In [16]:
from google.colab import drive
drive.mount('/content/drive')


Drive already mounted at /content/drive; to attempt to forcibly remount, call drive.mount("/content/drive", force_remount=True).


In [17]:
import pandas as pd
import os
import numpy as np

# 1. 读入数据
df = pd.read_csv('/content/drive/MyDrive/A2FDA/32130_AT2_25971060.csv')

# 2. 缺失值处理（用中位数填充）
for col in ["Arrival Delay in Minutes", "Departure Delay in Minutes"]:
    if col in df.columns:
        df[col] = df[col].fillna(df[col].median(skipna=True))
#3. 等宽分箱
for col in ["Arrival Delay in Minutes", "Departure Delay in Minutes"]:
    min_val = df[col].min()
    max_val = df[col].max()
    bins = np.linspace(min_val, max_val, 11)  # 生成 10 个等宽区间，需要 11 个边界值
    df[f"{col}_width_bin"] = pd.cut(df[col], bins=bins, include_lowest=True)
# 4. 统一等深分箱策略（5 个 bin）
for col in ["Arrival Delay in Minutes", "Departure Delay in Minutes"]:
    df[f"{col}_depth_bin"] = pd.qcut(df[col], q=5, duplicates="drop")

# 5. 新建文件夹 PartB 并保存主数据
output_dir = "/content/drive/MyDrive/A2FDA/PartB"
os.makedirs(output_dir, exist_ok=True)
output_file = os.path.join(output_dir, "flights_binned.csv")
df.to_csv(output_file, index=False)
print(f"✅ 主数据已保存为 {output_file}")

# 6. 统计每个等宽分箱样本数量并保存
for col in ["Arrival Delay in Minutes", "Departure Delay in Minutes"]:
    counts_width = df[f"{col}_width_bin"].value_counts().sort_index().reset_index()
    counts_width.columns = [f"{col}_width_bin", "sample_count"]
    counts_width.to_csv(os.path.join(output_dir, f"{col}_width_bin_counts.csv"), index=False)
    print(f"✅ {col} 等宽分箱样本数量已保存")

# 7. 统计每个等深分箱样本数量并保存
for col in ["Arrival Delay in Minutes", "Departure Delay in Minutes"]:
    counts_depth = df[f"{col}_depth_bin"].value_counts().sort_index().reset_index()
    counts_depth.columns = [f"{col}_depth_bin", "sample_count"]
    counts_depth.to_csv(os.path.join(output_dir, f"{col}_depth_bin_counts.csv"), index=False)
    print(f"✅ {col} 等深分箱样本数量已保存")


✅ 主数据已保存为 /content/drive/MyDrive/A2FDA/PartB/flights_binned.csv
✅ Arrival Delay in Minutes 等宽分箱样本数量已保存
✅ Departure Delay in Minutes 等宽分箱样本数量已保存
✅ Arrival Delay in Minutes 等深分箱样本数量已保存
✅ Departure Delay in Minutes 等深分箱样本数量已保存


In [18]:
# 5. Flight Distance 归一化
if "Flight Distance" in df.columns:
    # Min-Max Normalization [0,1]
    min_val = df["Flight Distance"].min()
    max_val = df["Flight Distance"].max()
    df["flight_distance_minmax"] = (df["Flight Distance"] - min_val) / (max_val - min_val)

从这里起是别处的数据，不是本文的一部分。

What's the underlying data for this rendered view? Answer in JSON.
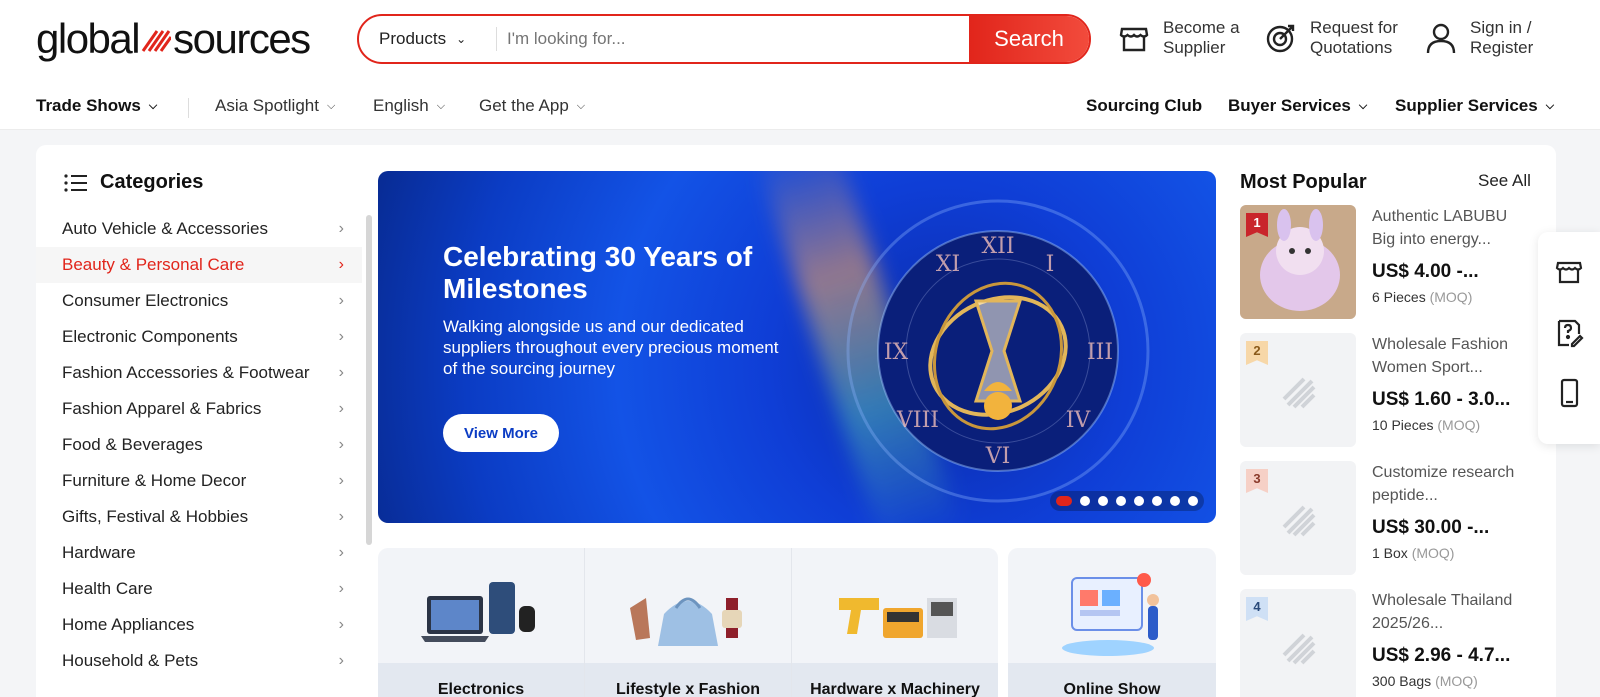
{
  "header": {
    "logo_text_1": "global",
    "logo_text_2": "sources",
    "search": {
      "category": "Products",
      "placeholder": "I'm looking for...",
      "button": "Search"
    },
    "actions": [
      {
        "line1": "Become a",
        "line2": "Supplier",
        "icon": "store-icon"
      },
      {
        "line1": "Request for",
        "line2": "Quotations",
        "icon": "target-icon"
      },
      {
        "line1": "Sign in /",
        "line2": "Register",
        "icon": "user-icon"
      }
    ]
  },
  "nav": {
    "trade_shows": "Trade Shows",
    "asia_spotlight": "Asia Spotlight",
    "english": "English",
    "get_app": "Get the App",
    "sourcing_club": "Sourcing Club",
    "buyer_services": "Buyer Services",
    "supplier_services": "Supplier Services"
  },
  "categories": {
    "title": "Categories",
    "items": [
      "Auto Vehicle & Accessories",
      "Beauty & Personal Care",
      "Consumer Electronics",
      "Electronic Components",
      "Fashion Accessories & Footwear",
      "Fashion Apparel & Fabrics",
      "Food & Beverages",
      "Furniture & Home Decor",
      "Gifts, Festival & Hobbies",
      "Hardware",
      "Health Care",
      "Home Appliances",
      "Household & Pets"
    ],
    "active_index": 1
  },
  "banner": {
    "title": "Celebrating 30 Years of Milestones",
    "subtitle": "Walking alongside us and our dedicated suppliers throughout every precious moment of the sourcing journey",
    "button": "View More",
    "slide_count": 8,
    "active_slide": 0
  },
  "tiles": [
    "Electronics",
    "Lifestyle x Fashion",
    "Hardware x Machinery",
    "Online Show"
  ],
  "popular": {
    "title": "Most Popular",
    "see_all": "See All",
    "items": [
      {
        "rank": "1",
        "name": "Authentic LABUBU Big into energy...",
        "price": "US$ 4.00 -...",
        "moq_qty": "6 Pieces",
        "moq_label": "(MOQ)"
      },
      {
        "rank": "2",
        "name": "Wholesale Fashion Women Sport...",
        "price": "US$ 1.60 - 3.0...",
        "moq_qty": "10 Pieces",
        "moq_label": "(MOQ)"
      },
      {
        "rank": "3",
        "name": "Customize research peptide...",
        "price": "US$ 30.00 -...",
        "moq_qty": "1 Box",
        "moq_label": "(MOQ)"
      },
      {
        "rank": "4",
        "name": "Wholesale Thailand 2025/26...",
        "price": "US$ 2.96 - 4.7...",
        "moq_qty": "300 Bags",
        "moq_label": "(MOQ)"
      }
    ]
  },
  "colors": {
    "brand_red": "#e1251b",
    "banner_blue": "#0b3cc4"
  }
}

    # Z-Score Normalization
    mean_val = df["Flight Distance"].mean()
    std_val = df["Flight Distance"].std()
    df["flight_distance_zscore"] = (df["Flight Distance"] - mean_val) / std_val

# 6. 新建文件夹 PartB 并保存文件
output_dir = "/content/drive/MyDrive/A2FDA/PartB"
os.makedirs(output_dir, exist_ok=True)   # 确保目录存在
output_file = os.path.join(output_dir, "flights_binned_normalised.csv")

df.to_csv(output_file, index=False)
print(f"✅ 新数据已保存为 {output_file}")

✅ 新数据已保存为 /content/drive/MyDrive/A2FDA/PartB/flights_binned_normalised.csv


In [19]:
# 6. Age 离散化
if "Age" in df.columns:
    bins = [0, 21, 34, 44, 64, np.inf]
    labels = ["Young", "Early Adulthood", "Early Middle Age", "Late Middle Age", "Late Adulthood"]
    df["age_category"] = pd.cut(df["Age"], bins=bins, labels=labels, right=True)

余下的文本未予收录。